É assim que as coisas funcionam lá naquele canto do Brasil. Os garimpeiros e os madeireiros ilegais não estão com Bolsonaro por uma questão ideológica. Mas de negócios, como já fizeram com outros dirigentes do país. O que existe de diferente nos dias atuais naquela região é a pressão muito forte do agronegócio para que as leis que protegem os índios, a Floresta Amazônica e os outros povos extrativistas sejam cumpridas, porque caso contrário os Estados Unidos e os países europeus vão retaliar os produtos brasileiros. E se o fizerem, os mais prejudicados serão os produtores de grãos, carnes e outros produtos agrícolas. Para seguir contando a história, vamos responder à pergunta feita lá no início do post. Por que Bolsonaro não esteve na conferência de Glasgow? Há uma fileira enorme de motivos expostos pelos noticiários. Mas um deles está sendo pouco explorado e acredito ser ele o fio da meada para se entender qual foi a jogada do governo brasileiro na COP26. Bolsonaro não foi à conferência pelo mesmo motivo que não toma a vacina contra a Covid-19. Ele não se vacina porque é negacionista a respeito do poder de contágio e letalidade do vírus, que já matou mais de 600 mil brasileiros. Isso faz parte do perfil político dele e, portanto, é um elo que o une a importante segmento dos seus seguidores. Raciocínio semelhante serve para explicar sua ausência na COP26. Ele não foi à conferência porque sempre defendeu o garimpo em terra indígena, a derrubada da Floresta Amazônica e a aniquilação das leis que protegem o meio ambiente. Ele nunca fez segredo disso. Concordou com o comprometimento do Brasil nas questões do efeito estufa e do desmatamento porque um setor importante do empresariado, incluindo o agronegócio, o está pressionando, por temer a retaliação internacional aos produtos brasileiros.

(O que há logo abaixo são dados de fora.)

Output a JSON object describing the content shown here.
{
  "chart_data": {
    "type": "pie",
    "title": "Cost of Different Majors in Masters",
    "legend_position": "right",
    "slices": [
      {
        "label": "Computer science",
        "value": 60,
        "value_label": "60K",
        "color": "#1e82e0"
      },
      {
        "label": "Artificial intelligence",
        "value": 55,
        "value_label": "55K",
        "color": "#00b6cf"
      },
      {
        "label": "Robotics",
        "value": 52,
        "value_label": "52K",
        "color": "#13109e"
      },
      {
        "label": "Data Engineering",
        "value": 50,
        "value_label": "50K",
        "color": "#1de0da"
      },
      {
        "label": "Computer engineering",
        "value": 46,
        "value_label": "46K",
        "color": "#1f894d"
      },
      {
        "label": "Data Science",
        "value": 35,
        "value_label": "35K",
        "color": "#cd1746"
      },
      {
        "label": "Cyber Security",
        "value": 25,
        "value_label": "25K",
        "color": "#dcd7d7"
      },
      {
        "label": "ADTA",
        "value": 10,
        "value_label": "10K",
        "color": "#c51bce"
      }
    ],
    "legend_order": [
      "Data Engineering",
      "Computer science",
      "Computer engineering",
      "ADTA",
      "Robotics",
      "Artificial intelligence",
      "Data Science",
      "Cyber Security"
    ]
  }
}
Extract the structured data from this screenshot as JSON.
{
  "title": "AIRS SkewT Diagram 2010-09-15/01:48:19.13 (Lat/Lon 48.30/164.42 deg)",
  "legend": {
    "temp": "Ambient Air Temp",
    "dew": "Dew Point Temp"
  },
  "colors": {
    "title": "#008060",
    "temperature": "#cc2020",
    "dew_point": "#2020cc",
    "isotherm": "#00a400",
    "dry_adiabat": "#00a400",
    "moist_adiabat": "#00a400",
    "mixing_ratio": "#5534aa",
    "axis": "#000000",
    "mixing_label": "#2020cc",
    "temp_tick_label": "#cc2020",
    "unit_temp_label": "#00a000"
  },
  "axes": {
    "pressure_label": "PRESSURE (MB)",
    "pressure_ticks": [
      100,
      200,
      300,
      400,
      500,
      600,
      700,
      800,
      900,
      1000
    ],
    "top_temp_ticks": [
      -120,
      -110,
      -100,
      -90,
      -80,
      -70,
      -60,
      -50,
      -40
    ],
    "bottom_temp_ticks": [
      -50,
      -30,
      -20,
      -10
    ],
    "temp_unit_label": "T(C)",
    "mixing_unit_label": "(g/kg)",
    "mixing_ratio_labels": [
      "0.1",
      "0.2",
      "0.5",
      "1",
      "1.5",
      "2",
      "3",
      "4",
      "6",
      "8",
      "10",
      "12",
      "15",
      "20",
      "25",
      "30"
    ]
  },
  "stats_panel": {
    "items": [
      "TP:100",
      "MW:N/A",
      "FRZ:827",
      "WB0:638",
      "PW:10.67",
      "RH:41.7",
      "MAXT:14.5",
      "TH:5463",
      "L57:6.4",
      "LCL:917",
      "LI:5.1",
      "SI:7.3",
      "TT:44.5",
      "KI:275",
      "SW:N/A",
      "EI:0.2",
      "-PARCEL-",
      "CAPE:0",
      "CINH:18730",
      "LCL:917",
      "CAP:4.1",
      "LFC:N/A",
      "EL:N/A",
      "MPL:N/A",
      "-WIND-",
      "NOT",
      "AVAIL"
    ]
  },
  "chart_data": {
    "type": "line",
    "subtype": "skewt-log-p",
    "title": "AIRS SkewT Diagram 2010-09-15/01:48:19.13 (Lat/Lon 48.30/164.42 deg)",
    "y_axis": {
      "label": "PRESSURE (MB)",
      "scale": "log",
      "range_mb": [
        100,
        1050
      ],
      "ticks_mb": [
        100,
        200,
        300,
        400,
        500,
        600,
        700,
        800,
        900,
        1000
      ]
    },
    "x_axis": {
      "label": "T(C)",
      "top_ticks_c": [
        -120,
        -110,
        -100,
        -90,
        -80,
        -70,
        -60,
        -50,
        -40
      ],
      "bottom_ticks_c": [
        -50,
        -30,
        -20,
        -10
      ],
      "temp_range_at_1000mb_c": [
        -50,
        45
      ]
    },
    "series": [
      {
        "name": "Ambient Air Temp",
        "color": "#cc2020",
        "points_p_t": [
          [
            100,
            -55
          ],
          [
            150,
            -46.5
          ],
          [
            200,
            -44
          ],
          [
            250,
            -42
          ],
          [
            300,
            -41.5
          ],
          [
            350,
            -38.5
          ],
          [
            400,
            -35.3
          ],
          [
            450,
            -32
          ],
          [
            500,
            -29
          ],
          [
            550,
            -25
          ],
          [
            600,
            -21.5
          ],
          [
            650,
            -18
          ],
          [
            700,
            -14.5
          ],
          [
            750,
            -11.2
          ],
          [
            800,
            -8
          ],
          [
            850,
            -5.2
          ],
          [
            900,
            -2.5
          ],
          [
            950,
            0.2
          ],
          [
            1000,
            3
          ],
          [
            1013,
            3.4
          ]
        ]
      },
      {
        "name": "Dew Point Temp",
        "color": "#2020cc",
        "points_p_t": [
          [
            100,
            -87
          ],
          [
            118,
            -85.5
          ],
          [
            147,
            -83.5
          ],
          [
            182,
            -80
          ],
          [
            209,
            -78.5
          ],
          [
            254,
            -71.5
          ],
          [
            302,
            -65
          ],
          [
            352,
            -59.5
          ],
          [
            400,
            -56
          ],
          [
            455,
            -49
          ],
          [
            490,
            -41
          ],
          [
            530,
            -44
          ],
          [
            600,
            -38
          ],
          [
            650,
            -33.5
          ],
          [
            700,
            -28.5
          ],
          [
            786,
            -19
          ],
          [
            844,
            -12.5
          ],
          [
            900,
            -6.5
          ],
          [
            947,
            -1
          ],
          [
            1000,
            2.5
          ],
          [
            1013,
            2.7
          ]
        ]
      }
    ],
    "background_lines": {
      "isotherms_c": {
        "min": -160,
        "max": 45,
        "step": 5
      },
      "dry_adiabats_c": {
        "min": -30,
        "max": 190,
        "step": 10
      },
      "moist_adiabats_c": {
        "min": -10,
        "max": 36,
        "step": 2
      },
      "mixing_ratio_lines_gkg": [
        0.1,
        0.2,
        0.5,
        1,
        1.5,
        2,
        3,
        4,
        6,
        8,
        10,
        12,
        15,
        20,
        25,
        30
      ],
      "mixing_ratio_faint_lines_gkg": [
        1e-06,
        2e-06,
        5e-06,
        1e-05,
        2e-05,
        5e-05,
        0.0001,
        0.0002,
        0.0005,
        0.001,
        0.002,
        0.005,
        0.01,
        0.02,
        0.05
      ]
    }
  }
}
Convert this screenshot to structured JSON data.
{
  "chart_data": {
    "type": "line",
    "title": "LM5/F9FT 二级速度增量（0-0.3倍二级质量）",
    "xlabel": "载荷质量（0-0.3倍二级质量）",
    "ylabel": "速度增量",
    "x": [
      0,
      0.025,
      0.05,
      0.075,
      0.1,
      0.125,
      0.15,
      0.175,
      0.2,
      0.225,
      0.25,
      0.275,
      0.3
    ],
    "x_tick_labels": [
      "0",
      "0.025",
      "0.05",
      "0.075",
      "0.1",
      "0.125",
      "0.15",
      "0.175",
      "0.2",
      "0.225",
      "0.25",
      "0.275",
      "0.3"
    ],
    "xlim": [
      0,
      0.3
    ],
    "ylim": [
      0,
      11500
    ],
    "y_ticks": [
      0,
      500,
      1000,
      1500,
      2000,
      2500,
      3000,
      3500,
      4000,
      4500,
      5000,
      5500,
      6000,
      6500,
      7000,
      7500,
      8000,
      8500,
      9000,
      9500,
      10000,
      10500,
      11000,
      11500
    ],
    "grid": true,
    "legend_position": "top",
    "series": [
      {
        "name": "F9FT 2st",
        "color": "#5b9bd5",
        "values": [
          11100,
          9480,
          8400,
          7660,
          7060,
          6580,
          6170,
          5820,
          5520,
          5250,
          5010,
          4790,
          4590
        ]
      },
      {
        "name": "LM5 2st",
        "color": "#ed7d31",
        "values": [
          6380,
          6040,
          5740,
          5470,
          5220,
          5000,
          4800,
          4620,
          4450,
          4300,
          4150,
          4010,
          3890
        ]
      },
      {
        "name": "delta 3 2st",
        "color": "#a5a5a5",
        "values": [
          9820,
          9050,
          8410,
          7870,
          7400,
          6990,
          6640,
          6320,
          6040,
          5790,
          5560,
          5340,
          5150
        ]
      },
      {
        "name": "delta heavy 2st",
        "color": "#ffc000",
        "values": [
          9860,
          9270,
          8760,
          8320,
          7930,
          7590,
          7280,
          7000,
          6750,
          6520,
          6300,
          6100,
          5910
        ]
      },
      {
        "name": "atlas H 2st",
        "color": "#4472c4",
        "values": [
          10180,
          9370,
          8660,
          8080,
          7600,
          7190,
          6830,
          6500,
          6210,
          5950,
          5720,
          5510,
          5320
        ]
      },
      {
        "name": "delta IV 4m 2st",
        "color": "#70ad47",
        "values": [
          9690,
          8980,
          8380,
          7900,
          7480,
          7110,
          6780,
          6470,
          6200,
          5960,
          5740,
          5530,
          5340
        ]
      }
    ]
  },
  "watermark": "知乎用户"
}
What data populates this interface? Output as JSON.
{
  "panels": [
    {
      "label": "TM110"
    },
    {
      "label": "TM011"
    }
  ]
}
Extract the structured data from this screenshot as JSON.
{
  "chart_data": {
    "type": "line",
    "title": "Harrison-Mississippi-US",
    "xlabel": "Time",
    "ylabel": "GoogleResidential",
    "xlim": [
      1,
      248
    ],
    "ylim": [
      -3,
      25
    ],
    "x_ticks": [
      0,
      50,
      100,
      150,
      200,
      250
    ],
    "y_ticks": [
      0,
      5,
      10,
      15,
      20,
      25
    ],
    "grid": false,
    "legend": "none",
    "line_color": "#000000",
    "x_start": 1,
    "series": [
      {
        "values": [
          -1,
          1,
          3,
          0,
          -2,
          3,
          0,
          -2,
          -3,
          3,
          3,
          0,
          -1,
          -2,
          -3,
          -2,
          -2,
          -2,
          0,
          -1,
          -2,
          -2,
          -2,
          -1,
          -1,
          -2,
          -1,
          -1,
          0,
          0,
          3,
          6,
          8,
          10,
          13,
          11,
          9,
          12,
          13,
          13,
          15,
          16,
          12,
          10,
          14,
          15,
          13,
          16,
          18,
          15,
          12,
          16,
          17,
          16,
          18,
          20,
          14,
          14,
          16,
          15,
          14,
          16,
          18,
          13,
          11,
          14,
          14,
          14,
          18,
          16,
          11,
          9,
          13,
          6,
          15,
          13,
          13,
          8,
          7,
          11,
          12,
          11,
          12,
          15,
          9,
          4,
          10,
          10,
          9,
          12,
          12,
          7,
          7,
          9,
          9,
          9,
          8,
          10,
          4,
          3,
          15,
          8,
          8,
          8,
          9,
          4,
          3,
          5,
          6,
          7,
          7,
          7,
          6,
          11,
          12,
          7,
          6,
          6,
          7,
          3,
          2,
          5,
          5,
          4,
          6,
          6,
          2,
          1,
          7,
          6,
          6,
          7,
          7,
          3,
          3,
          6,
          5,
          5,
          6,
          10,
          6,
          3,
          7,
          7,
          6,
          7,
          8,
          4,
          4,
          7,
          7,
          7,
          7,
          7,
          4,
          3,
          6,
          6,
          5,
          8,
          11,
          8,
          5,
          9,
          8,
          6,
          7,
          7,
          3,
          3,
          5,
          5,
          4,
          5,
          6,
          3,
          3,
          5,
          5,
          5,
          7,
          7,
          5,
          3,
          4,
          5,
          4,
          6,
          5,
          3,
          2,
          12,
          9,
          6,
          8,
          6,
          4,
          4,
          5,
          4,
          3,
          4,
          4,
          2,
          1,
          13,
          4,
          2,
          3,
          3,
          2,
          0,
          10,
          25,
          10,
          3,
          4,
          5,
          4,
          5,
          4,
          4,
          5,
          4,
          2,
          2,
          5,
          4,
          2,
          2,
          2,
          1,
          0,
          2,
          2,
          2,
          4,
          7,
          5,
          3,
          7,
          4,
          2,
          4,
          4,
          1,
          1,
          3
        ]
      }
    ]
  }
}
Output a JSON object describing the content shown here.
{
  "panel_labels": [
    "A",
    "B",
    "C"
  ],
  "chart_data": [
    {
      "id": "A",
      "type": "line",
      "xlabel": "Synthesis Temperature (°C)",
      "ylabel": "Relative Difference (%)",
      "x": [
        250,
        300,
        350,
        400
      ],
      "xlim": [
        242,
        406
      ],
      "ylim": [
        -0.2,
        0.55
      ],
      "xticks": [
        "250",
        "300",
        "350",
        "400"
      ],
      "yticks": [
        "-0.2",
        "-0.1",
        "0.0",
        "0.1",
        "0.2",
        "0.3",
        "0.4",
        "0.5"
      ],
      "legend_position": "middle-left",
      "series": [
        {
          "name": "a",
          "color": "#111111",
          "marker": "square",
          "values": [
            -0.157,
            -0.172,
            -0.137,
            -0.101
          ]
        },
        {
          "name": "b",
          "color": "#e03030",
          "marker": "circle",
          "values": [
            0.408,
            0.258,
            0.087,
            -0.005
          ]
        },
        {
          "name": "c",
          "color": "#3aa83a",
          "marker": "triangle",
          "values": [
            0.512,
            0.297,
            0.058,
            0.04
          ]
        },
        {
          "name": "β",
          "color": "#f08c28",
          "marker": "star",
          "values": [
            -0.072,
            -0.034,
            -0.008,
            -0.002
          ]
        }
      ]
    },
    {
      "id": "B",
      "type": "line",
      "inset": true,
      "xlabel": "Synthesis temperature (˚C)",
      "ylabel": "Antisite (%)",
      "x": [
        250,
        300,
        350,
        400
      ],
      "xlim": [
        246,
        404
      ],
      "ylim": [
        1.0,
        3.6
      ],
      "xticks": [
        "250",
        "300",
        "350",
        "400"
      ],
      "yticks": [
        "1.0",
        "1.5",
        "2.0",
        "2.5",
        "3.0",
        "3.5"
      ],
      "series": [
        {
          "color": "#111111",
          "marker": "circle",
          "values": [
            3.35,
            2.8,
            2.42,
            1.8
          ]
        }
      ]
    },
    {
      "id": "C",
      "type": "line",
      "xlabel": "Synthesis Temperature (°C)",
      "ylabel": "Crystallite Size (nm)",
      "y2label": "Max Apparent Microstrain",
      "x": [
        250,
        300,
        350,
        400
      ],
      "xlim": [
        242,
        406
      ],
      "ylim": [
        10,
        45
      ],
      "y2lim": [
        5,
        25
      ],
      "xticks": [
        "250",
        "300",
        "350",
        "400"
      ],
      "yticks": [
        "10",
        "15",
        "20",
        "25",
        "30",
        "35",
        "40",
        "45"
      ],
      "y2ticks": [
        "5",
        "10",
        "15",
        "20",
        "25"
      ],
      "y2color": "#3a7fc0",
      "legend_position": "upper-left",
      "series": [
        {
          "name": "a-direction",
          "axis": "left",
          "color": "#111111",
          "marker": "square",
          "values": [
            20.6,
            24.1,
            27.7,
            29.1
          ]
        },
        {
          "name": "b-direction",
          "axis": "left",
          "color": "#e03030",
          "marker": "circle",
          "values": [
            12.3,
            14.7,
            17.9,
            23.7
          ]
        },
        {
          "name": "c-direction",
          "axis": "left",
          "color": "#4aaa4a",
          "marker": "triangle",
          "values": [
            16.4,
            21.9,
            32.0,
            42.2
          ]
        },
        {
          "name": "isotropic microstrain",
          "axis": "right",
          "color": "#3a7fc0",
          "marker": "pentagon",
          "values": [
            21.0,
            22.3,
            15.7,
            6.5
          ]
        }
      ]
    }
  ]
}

O objetivo atual de Bolsonaro é se reeleger. Sabe que os ecologistas e defensores dos direitos humanos não vão votar nele. Também sabe que uma boa parte dos empresários que o pressionaram a aceitar os compromissos com o meio ambiente na COP26 estão envolvidos com a articulação da terceira via, um candidato a presidente que quebre a polarização entre Bolsonaro e o ex-presidente Luiz Inácio Lula da Silva (PT-SP). Aceitou a pressão dos empresários para dar um recado de que pode mudar se isso for necessário para ser reeleito. Vou lembrar o seguinte aos meus colegas repórteres. Nós acumulamos nesses quase três anos de governo Bolsonaro um razoável estoque de conhecimento sobre como ele age nas situações que encontra pela frente, seja elas favoráveis ou desfavoráveis. Todos nós sabemos que, pelo tempo que resta para as próximas eleições presidenciais (outubro de 2022) e a velocidade como as coisas estão acontecendo atualmente, é impossível fazer qualquer tipo de previsão. Isso quer dizer que todos que vão disputar as eleições teoricamente têm chance de ganhar. Esse é o jogo que só acabará quando o juiz der o apito final. A influência que terá nas eleições de 2022 o que aconteceu na Escócia ninguém sabe. Mas vai influenciar e todos sabem disso.